Anything that slows the photosynthesis process will increase the accumulation of nitrate.  The most common causes of high nitrate content in forage are as follows:
Species.  All plants are at risk of accumulating nitrate, but some species are known to be especially prone to accumulating dangerously high levels at certain times.  Grasses that you want to be especially careful with include barley, bromegrass, corn, fescue, Johnsongrass, oats, rescuegrass, rye, sorghum, sudangrass, wheat, and pearl millet.
Some forbs to watch out for include horsenettle, kochia, lambsquarter, morningglory, pigweeds, goathead (a.k.a. puncturevines), Russian thistle, and sunflowers.  Varieties may differ in their tendency to accumulate nitrate, so talk with your County Extension Agent about the best varieties for your area before planting.  
Growth stages.  Stems (or stalks) are the highest in nitrate content, followed by leaves and then seeds.  However, young immature plants have a greater potential for nitrate accumulation than older plants because they are more actively absorbing nitrogen (in the form of nitrate) from the soil.
Fertilizer.  High applications of nitrogen fertilizer can aggravate the problem.  Two applications of half the required nitrogen in lieu of one application not only helps reduce the risk of nitrate poisoning but also helps to prevent some of the nitrogen from being washed away from the root zone by subsequent heavy rains.  Acidic soils and phosphorus deficiencies tend to cause nitrate accumulation.

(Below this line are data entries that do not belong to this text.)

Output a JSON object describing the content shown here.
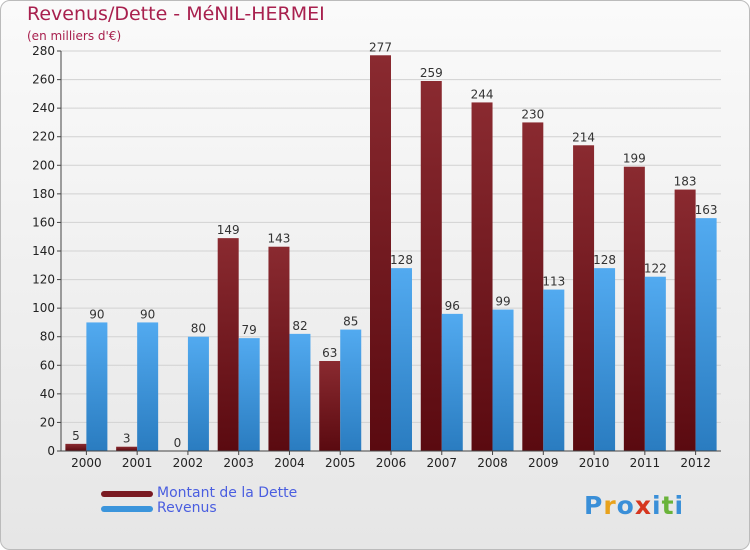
{
  "chart_data": {
    "type": "bar",
    "title": "Revenus/Dette - MéNIL-HERMEI",
    "subtitle": "(en milliers d'€)",
    "categories": [
      "2000",
      "2001",
      "2002",
      "2003",
      "2004",
      "2005",
      "2006",
      "2007",
      "2008",
      "2009",
      "2010",
      "2011",
      "2012"
    ],
    "series": [
      {
        "name": "Montant de la Dette",
        "color": "#7a1a22",
        "values": [
          5,
          3,
          0,
          149,
          143,
          63,
          277,
          259,
          244,
          230,
          214,
          199,
          183
        ]
      },
      {
        "name": "Revenus",
        "color": "#3b95dc",
        "values": [
          90,
          90,
          80,
          79,
          82,
          85,
          128,
          96,
          99,
          113,
          128,
          122,
          163
        ]
      }
    ],
    "ylim": [
      0,
      280
    ],
    "yticks": [
      0,
      20,
      40,
      60,
      80,
      100,
      120,
      140,
      160,
      180,
      200,
      220,
      240,
      260,
      280
    ],
    "grid": true,
    "legend_position": "bottom-left"
  },
  "logo": {
    "letters": [
      "P",
      "r",
      "o",
      "x",
      "i",
      "t",
      "i"
    ],
    "colors": [
      "#3a8fd8",
      "#e8a21c",
      "#3a8fd8",
      "#d6361f",
      "#3a8fd8",
      "#6ab33a",
      "#3a8fd8"
    ]
  }
}
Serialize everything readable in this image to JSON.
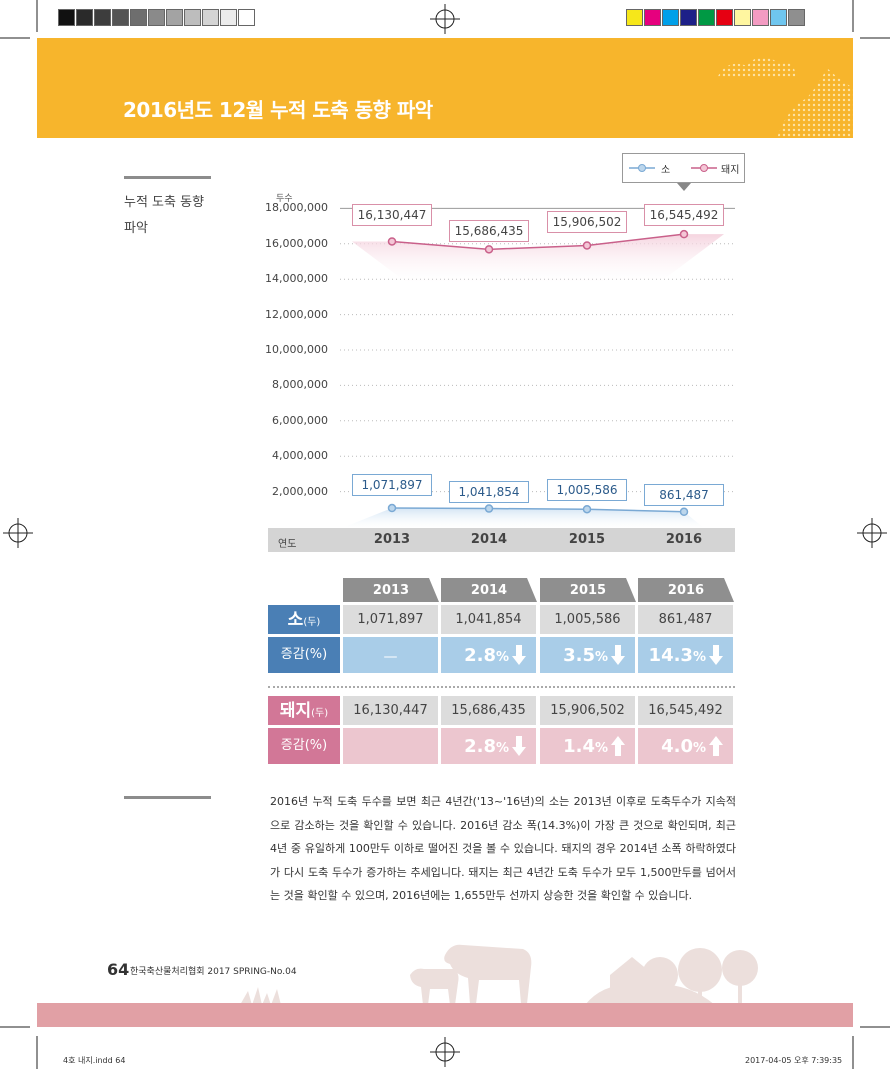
{
  "header": {
    "title": "2016년도 12월 누적 도축 동향 파악"
  },
  "side": {
    "label": "누적 도축 동향 파악"
  },
  "colors": {
    "cow": "#7aa9d4",
    "pig": "#c9608a",
    "header": "#f7b52c",
    "cow_row": "#4a7fb5",
    "pig_row": "#d27797",
    "cow_change_bg": "#a9cde8",
    "pig_change_bg": "#ecc6cf"
  },
  "swatch_colors": {
    "left": [
      "#111111",
      "#2a2a2a",
      "#3d3d3d",
      "#545454",
      "#6e6e6e",
      "#8a8a8a",
      "#a3a3a3",
      "#bdbdbd",
      "#d4d4d4",
      "#ececec",
      "#ffffff"
    ],
    "right": [
      "#f6e71a",
      "#e6007e",
      "#00a0e9",
      "#1d2088",
      "#009944",
      "#e60012",
      "#fff6a0",
      "#f39bc2",
      "#6fc6ef",
      "#8f8f8f"
    ]
  },
  "chart_data": {
    "type": "line",
    "ylabel": "두수",
    "xlabel": "연도",
    "categories": [
      "2013",
      "2014",
      "2015",
      "2016"
    ],
    "ylim": [
      0,
      18000000
    ],
    "yticks": [
      "18,000,000",
      "16,000,000",
      "14,000,000",
      "12,000,000",
      "10,000,000",
      "8,000,000",
      "6,000,000",
      "4,000,000",
      "2,000,000"
    ],
    "legend": [
      "소",
      "돼지"
    ],
    "legend_position": "top-right",
    "grid": true,
    "series": [
      {
        "name": "소",
        "values": [
          1071897,
          1041854,
          1005586,
          861487
        ],
        "labels": [
          "1,071,897",
          "1,041,854",
          "1,005,586",
          "861,487"
        ]
      },
      {
        "name": "돼지",
        "values": [
          16130447,
          15686435,
          15906502,
          16545492
        ],
        "labels": [
          "16,130,447",
          "15,686,435",
          "15,906,502",
          "16,545,492"
        ]
      }
    ]
  },
  "table": {
    "years": [
      "2013",
      "2014",
      "2015",
      "2016"
    ],
    "cow": {
      "label": "소",
      "unit": "(두)",
      "values": [
        "1,071,897",
        "1,041,854",
        "1,005,586",
        "861,487"
      ],
      "change_label": "증감(%)",
      "changes": [
        {
          "value": "—",
          "unit": "",
          "dir": "none"
        },
        {
          "value": "2.8",
          "unit": "%",
          "dir": "down"
        },
        {
          "value": "3.5",
          "unit": "%",
          "dir": "down"
        },
        {
          "value": "14.3",
          "unit": "%",
          "dir": "down"
        }
      ]
    },
    "pig": {
      "label": "돼지",
      "unit": "(두)",
      "values": [
        "16,130,447",
        "15,686,435",
        "15,906,502",
        "16,545,492"
      ],
      "change_label": "증감(%)",
      "changes": [
        {
          "value": "",
          "unit": "",
          "dir": "none"
        },
        {
          "value": "2.8",
          "unit": "%",
          "dir": "down"
        },
        {
          "value": "1.4",
          "unit": "%",
          "dir": "up"
        },
        {
          "value": "4.0",
          "unit": "%",
          "dir": "up"
        }
      ]
    }
  },
  "body_text": "2016년 누적 도축 두수를 보면 최근 4년간('13~'16년)의 소는 2013년 이후로 도축두수가 지속적으로 감소하는 것을 확인할 수 있습니다. 2016년 감소 폭(14.3%)이 가장 큰 것으로 확인되며, 최근 4년 중 유일하게 100만두 이하로 떨어진 것을 볼 수 있습니다. 돼지의 경우 2014년 소폭 하락하였다가 다시 도축 두수가 증가하는 추세입니다. 돼지는 최근 4년간 도축 두수가 모두 1,500만두를 넘어서는 것을 확인할 수 있으며, 2016년에는 1,655만두 선까지 상승한 것을 확인할 수 있습니다.",
  "footer": {
    "page": "64",
    "publication": "한국축산물처리협회 2017 SPRING-No.04"
  },
  "slug": {
    "file": "4호 내지.indd   64",
    "timestamp": "2017-04-05   오후 7:39:35"
  }
}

I always recommend that
soil tests be taken and fields fertilized accordingly.
Weather.  Cool, cloudy days result in a slow down of photosynthesis but it only takes 2 to 4 days to deplete the accumulated nitrate after the sun begins shining again.  Drought is probably the most dangerous time because nitrate tends to accumulate in the stem while photosynthesis eases all together.
Damage to plant tissue.  Defoliation from grazing the grass too short, herbicide treatments, or from weather events such as hail will all effect the rate of photosynthesis and hence the level of nitrate accumulation.

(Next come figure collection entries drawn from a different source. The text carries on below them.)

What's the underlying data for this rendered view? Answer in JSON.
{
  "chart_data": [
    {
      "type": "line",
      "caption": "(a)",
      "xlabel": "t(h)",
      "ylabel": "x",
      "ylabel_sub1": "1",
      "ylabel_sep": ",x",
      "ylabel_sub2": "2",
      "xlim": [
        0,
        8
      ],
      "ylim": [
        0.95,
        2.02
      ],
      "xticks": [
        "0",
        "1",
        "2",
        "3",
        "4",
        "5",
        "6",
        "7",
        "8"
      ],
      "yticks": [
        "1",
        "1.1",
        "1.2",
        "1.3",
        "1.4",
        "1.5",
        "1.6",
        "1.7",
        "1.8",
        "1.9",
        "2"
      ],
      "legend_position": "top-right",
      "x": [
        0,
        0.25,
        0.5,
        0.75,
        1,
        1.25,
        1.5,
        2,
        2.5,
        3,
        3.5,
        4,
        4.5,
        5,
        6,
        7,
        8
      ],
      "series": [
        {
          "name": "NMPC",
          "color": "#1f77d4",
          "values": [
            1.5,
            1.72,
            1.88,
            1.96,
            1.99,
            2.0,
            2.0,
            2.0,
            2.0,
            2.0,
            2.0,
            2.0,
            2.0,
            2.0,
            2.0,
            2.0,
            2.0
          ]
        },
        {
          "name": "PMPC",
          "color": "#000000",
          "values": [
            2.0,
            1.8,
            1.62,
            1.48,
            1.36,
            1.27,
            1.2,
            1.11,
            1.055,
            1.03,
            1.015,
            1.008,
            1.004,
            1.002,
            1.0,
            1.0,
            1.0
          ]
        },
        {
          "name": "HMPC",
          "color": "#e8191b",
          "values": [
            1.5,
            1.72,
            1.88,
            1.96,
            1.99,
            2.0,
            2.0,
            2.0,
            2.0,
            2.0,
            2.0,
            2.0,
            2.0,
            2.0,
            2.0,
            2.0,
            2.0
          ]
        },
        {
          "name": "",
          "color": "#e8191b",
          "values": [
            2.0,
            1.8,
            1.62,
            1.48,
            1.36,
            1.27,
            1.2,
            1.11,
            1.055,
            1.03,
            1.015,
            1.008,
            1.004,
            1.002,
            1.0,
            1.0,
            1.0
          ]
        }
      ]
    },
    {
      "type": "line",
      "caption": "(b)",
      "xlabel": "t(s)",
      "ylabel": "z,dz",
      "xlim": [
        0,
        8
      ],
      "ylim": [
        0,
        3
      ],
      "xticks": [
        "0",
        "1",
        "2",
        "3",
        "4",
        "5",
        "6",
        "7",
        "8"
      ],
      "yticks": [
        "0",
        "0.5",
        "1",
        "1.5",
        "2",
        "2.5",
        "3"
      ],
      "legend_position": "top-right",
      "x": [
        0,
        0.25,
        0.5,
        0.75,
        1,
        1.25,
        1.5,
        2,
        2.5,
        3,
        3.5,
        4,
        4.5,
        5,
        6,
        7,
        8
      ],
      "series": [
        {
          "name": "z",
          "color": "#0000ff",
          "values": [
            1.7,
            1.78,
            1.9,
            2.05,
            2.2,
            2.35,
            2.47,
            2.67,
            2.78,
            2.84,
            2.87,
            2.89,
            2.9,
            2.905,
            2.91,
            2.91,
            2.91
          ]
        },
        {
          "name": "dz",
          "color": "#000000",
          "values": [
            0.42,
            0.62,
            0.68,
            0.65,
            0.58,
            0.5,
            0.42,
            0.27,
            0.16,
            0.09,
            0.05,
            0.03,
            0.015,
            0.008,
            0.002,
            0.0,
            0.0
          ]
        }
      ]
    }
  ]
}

The good news is that the risk of nitrate poisoning can be managed.  I know of several "old timers" in my neck of the woods who have had livestock for decades and claim to have never lost an animal to nitrate poisoning.
Supplemental Feeding.  Risk of nitrate poisoning can be reduced by supplementing grazing with grain and other high energy feed (such as molasses).  This appears to help the rumenal microorganisms utilize more of the nitrite, leaving less of it to be absorbed into the blood stream.  Just keep in mind that while this may help, it doesn't eliminate the risk of poisoning.

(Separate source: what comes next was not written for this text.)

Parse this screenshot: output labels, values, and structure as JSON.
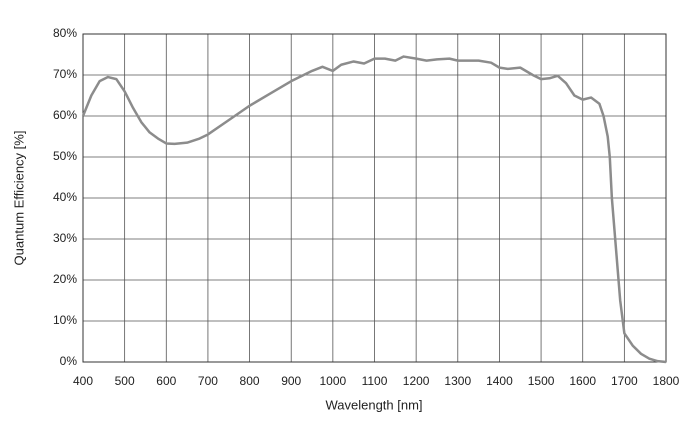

Grazing.  Avoid grazing  at high risk times - during drought, immediately after a drought breaking rain, during and immediately after a series of cool, cloudy days, or during any period of rapid growth.  It's not always possible to convince deer to leave a lovely green pasture just because it might be at risk so, in a pinch, you can opt for
offering a low-nitrate hay to help reduce the overall levels of nitrate and provide high energy supplements.  Also, don't let livestock graze a pasture too short as they will be eating the higher ratio of stems which contain the highest amounts of nitrate.
Hay.  Unlike prussic acid, nitrate levels do not dissipate after cutting.  If the live plant is high in nitrate, so will be the hay made from it.  Remember that stems tend to be higher in nitrate content than leaves, so raising the cutter bar may reduce the overall levels in the resulting hay.  However, beware that bales from the same field will not
all necessarily have the same nitrate levels.  It is very common for there to be "hot spots" in a field which received more nitrogen fertilizer than other spots.   Your County Extension Agent will be happy to test samples from several randomly picked bales if there is any question.
Silage.  The microbial action that takes place during the fermentation of silage reduces the amount of nitrate, but only up to 25 to 50%.  Again, test for nitrate levels before incurring the cost of ensiling excess forage.
Water.  Water can become polluted with nitrates and pose a risk, especially if your animals are eating forage high in nitrate.  Ask you Extension Agent to test your water if you are concerned.